MRI is very sensitive to the changes of fat and water content, and MRI has high spatial resolution, which is of great value in the early diagnosis of bone metastases. In this group of data, most of the MRI positive cases showed long T1 and long T2 signals. MRI detected more early intramedullary metastases than SPECT and CT. This study showed that the detection rate of bone metastases by MRI was higher than that by SPECT and CT. In reality, MRI scanning range was limited, which was difficult to check the whole body’s bone condition, and it was easy to be affected by artifacts caused by breathing and heart beat movement, resulting in missed diagnosis of rib and thoracic vertebral lesions. In this study, the sensitivity, specificity and accuracy of SPECT bone imaging combined with CT and MRI were significantly higher than those of SPECT, CT or MRI alone.

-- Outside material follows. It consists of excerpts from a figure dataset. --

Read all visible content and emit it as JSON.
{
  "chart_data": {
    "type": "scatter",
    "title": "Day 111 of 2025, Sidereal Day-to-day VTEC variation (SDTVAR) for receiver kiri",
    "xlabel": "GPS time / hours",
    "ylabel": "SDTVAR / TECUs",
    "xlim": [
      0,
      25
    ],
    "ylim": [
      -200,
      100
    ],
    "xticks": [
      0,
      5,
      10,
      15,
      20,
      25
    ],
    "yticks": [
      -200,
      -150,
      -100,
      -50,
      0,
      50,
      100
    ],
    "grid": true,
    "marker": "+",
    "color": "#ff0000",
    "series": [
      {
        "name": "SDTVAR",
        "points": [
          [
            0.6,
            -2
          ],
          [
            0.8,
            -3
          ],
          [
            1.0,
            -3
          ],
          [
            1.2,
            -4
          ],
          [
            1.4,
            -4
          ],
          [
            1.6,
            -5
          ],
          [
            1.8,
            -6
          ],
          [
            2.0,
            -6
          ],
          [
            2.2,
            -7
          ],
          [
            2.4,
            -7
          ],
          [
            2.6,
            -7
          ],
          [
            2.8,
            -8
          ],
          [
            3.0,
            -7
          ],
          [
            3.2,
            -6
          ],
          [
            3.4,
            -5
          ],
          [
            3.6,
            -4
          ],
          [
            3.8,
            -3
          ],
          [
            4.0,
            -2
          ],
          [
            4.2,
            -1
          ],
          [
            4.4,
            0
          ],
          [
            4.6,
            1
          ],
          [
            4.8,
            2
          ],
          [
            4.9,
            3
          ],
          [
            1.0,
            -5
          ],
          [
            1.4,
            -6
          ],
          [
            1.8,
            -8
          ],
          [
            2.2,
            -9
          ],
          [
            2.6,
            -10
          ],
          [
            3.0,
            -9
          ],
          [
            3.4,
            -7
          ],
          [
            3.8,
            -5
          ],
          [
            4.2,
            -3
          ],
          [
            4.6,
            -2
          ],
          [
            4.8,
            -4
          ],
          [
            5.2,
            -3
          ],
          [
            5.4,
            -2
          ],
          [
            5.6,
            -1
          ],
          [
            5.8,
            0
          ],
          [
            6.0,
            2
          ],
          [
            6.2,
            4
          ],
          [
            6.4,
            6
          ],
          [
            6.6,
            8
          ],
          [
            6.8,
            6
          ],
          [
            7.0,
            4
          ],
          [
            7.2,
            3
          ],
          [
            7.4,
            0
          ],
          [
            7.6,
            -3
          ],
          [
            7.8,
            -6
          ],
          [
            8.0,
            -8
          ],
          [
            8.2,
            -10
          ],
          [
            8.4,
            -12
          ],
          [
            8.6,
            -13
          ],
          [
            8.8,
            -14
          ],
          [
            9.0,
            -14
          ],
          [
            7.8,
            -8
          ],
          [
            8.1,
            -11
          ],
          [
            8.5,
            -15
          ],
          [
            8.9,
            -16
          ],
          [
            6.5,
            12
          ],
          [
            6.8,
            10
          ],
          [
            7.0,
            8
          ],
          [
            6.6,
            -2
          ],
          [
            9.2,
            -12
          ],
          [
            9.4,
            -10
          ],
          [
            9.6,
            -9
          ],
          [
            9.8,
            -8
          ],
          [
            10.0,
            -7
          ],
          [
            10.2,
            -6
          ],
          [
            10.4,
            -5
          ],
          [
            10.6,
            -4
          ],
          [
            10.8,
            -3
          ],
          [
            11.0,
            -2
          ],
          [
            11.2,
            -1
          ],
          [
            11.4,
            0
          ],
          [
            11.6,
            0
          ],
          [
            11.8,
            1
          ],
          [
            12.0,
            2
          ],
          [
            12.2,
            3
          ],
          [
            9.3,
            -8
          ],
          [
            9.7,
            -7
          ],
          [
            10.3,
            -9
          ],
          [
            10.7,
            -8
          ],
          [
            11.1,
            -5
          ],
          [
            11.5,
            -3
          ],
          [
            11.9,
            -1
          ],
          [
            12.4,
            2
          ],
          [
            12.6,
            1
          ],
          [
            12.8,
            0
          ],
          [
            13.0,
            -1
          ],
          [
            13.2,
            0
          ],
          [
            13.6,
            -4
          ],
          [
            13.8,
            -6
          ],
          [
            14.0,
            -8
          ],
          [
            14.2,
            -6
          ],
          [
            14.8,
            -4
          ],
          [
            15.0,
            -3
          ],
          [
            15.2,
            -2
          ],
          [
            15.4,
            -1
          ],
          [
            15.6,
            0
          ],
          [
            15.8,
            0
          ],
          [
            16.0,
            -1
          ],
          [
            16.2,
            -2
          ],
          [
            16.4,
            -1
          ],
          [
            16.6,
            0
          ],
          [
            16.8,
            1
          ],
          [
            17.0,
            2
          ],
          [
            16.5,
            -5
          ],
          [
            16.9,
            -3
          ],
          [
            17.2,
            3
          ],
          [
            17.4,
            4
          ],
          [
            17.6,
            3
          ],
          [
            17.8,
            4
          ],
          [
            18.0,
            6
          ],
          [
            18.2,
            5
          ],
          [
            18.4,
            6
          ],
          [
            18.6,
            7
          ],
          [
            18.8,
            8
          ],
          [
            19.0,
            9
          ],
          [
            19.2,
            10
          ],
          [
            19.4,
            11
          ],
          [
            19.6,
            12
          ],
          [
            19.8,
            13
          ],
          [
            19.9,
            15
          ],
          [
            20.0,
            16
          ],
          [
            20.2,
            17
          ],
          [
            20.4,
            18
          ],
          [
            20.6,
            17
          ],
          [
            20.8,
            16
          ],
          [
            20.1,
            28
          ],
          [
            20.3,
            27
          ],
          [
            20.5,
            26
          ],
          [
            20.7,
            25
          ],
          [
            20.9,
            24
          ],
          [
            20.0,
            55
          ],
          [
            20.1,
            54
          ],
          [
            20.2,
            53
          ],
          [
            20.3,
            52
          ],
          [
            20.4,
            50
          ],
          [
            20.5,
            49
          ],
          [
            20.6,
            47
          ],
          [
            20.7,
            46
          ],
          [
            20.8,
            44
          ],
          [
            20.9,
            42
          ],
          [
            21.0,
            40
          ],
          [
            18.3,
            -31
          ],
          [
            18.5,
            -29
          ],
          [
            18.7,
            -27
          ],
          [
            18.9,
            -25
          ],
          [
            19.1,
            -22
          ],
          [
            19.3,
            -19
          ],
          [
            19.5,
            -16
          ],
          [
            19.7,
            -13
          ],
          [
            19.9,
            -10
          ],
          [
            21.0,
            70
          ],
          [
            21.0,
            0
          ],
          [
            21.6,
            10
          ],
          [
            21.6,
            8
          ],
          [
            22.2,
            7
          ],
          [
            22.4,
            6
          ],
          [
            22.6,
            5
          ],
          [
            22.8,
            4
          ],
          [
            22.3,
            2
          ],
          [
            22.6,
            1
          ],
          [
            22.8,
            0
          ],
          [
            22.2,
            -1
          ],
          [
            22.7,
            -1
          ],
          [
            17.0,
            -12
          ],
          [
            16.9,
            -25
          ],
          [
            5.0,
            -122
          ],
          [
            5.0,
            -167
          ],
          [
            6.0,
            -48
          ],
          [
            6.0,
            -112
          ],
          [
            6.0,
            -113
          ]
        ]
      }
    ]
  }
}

In conclusion, SPECT can be used as a preliminary screening method for bone metastases. Combined with CT and MRI, SPECT can clarify the regional distribution of bone metastases of malignant tumors, improve the sensitivity, specificity and accuracy of diagnosis, and has high clinical value.

Conflicts of Interest

The authors declare no conflicts of interest regarding the publication of this paper.